Obesity is most commonly caused by excessive food intake and lack of physical activity. Nowadays, overconsumption of readily available and highly palatable food likely contributes to the growing rates of obesity worldwide. Binge eating disorder affects about 30% of obese individuals who seek body weight control. Palatable food containing sugar and fat is one of the most important risk factors for obesity with binge eating disorder. Interestingly, our recent studies indicate that the activation of an inhibitory neural circuit from zona incerta to paraventricular thalamus rapidly evokes binge-like eating of palatable food containing sugar and fat (Zhang & van den Pol, Science 2017). However, it remains unknown whether and how this circuit is involved in the pathological condition of eating disorders especially binge eating. Therefore, we are currently working on both zona incerta and paraventricular thalamus to answer the following questions:

• How are these nuclei regulated by other neurons with neurotransmitter and/or neuropeptide release?
• What is the downstream target of paraventricular thalamus for mediating binge-like eating evoked by activating neural circuit from zona incerta to paraventricular thalamus? Especially, how this pathway is connected to both brain emotion and reward centers for regulating hedonic eating?
• What is the role of zona incerta and paraventricular thalamus in binge eating disorders?
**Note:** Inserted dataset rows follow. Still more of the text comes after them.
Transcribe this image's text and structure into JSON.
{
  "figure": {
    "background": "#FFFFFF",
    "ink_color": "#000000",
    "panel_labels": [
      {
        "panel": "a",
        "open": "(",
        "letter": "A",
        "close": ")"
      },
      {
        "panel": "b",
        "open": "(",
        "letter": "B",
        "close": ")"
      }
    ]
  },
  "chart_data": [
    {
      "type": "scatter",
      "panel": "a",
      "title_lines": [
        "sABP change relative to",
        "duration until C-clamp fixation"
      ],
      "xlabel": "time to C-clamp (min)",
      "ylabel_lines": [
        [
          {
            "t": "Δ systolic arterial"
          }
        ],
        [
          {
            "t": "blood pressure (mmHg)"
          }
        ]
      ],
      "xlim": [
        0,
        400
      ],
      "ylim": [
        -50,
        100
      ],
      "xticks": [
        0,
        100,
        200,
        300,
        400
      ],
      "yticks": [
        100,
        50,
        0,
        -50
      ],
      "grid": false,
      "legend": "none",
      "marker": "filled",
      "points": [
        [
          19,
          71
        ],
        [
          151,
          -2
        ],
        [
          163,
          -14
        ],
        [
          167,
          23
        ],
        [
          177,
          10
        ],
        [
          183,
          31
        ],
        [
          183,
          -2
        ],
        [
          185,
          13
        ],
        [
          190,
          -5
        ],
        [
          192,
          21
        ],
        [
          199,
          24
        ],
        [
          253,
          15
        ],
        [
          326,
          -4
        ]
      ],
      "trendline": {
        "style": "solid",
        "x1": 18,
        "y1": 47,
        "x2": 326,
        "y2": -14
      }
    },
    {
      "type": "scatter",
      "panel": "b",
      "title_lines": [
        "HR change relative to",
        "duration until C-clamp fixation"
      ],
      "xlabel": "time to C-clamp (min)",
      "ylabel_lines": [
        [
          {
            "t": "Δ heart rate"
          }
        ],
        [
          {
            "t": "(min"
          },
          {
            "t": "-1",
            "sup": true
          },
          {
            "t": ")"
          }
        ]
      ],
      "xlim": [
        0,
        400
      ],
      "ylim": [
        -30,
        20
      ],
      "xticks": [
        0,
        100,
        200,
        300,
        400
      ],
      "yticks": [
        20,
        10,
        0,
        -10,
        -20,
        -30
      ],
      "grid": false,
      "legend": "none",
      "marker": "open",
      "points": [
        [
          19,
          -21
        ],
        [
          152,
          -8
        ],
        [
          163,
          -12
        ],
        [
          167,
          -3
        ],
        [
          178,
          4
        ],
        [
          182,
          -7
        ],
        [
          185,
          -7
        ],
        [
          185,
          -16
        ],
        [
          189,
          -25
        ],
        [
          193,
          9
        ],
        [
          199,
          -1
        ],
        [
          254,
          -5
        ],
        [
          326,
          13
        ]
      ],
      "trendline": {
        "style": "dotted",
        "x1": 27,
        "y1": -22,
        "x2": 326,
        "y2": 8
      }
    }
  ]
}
Hypothalamic neurons and energy homeostasis

We are also interested in the role of hypothalamic neurons in regulating food intake and body weight. We recently found that arcuate nucleus dopamine neurons play orexigenic role in energy homeostasis (Zhang & van den Pol, Nature Neurosci. 2016). However, the neural circuits based on arcuate nucleus dopamine neurons remain largely unknown. Currently, our efforts are focused on the functional connections between arcuate dopamine neuron and other neuron types that may participate in the regulation of food intake and other behaviors. Especially, we will study whether and how hypothalamic dopamine neurons send projections to brain regions outside of hypothalamus for functional regulation.